Ele também não deve ser estocado próximo de substâncias combustíveis, líquidos inflamáveis ou corrosivos, sólidos inflamáveis ou substâncias que emitam calor. "O nitrato deve ser armazenado longe de combustíveis e outros materiais orgânicos, como óleos, graxas, lubrificantes, solventes, explosivos de qualquer tipo e até mesmo metais, como alumínio, magnésio em pó. Outro requisito importante a ser evitado são as condições de confinamento em altas temperaturas", diz Oliveira.
Esta não foi a primeira vez que o nitrato de amônio causou um acidente e deixou vítimas. Em 1921, 561 pessoas morreram após uma explosão em uma usina em Oppau, na Alemanha.
Em 1947, na cidade do Texas, uma explosão do tipo matou mais de 500 pessoas --- e é considerada uma das maiores explosões acidentais na história dos Estados Unidos.

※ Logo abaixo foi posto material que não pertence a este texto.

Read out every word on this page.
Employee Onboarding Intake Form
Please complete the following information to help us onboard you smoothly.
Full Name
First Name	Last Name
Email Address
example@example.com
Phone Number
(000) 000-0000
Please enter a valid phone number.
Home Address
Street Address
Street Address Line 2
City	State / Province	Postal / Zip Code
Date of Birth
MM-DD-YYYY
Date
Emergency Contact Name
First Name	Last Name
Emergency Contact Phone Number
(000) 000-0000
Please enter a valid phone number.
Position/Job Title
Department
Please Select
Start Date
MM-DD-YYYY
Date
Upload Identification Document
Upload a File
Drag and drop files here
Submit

Na França, cerca de 300 toneladas de nitrato de amônia armazenadas em um hangar da usina química AZF, em Toulouse, explodiram em 21 de setembro de 2001, causando a morte de 31 pessoas. A explosão pôde ser ouvida a 80 km de distância.
Em 2013, uma usina que usava o nitrato como fertilizador também explodiu, e matou 15 pessoas.